What were the results?
This trial was conducted as an investigator initiated trial at several hospitals in Japan. The primary endpoint was pathological complete response rate by centrally assessed assessment. Surprising, the pathological CR rate was 30%. This is a very high response rate, usually it’s 10-20% of the pathological CR according to several literature. In addition, 8% of the patients were not CR but major response so the total is 38% of the patients had a major response rate. It’s a great result.
Looking at the downstaging parameter, the NAR score showing less than 10, this is suggesting that our pCR rate, the 30%, is promising.
How do you expect this to affect the clinical landscape?

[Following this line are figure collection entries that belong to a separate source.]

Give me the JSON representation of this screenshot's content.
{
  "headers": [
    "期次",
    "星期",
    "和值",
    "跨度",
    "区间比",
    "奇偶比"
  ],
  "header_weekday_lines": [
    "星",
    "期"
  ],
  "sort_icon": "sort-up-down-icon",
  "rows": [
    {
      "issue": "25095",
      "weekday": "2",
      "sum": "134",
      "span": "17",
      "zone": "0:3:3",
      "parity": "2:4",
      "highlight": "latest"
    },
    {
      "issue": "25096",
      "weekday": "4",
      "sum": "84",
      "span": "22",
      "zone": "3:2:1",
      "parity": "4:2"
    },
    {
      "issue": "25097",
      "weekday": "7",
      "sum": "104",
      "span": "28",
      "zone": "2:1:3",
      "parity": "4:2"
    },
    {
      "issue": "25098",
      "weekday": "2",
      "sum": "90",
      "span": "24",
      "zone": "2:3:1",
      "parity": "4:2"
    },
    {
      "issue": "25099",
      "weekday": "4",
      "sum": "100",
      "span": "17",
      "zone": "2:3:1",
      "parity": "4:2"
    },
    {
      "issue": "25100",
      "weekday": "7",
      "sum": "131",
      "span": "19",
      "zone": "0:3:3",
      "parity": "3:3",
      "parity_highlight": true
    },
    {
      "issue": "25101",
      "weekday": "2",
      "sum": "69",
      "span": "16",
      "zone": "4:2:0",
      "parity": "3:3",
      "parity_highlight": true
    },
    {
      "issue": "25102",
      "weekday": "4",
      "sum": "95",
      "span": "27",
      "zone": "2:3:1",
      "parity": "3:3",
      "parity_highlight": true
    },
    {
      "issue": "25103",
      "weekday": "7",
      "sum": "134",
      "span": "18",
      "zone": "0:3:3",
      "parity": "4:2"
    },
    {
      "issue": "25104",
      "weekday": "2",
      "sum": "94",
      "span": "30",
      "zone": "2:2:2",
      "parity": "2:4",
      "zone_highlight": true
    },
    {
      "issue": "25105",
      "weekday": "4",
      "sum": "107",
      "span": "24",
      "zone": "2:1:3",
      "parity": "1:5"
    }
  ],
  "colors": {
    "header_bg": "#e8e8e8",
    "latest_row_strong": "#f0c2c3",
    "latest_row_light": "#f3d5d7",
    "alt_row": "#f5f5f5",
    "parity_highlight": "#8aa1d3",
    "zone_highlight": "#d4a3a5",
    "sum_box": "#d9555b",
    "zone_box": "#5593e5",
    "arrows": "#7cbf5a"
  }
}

We are now also conducting comprehensive translational research. Today I would like to present about some translational research results. The PD-L1 expression as well as CD8 T-regulation will also be an important indicator predictive of nivolumab treatment benefit. So I will now be conducting comprehensive ongoing translational research already based on this data moving forward with a large scale phase II/phase III trial in the near future.
Have you noticed differences between how trials like this are run in Europe and Japan?
Yes, of course global confirmation is important across different countries. So I guess a next step is a global trail, in my hope, depending on a discussion about the corresponding companies.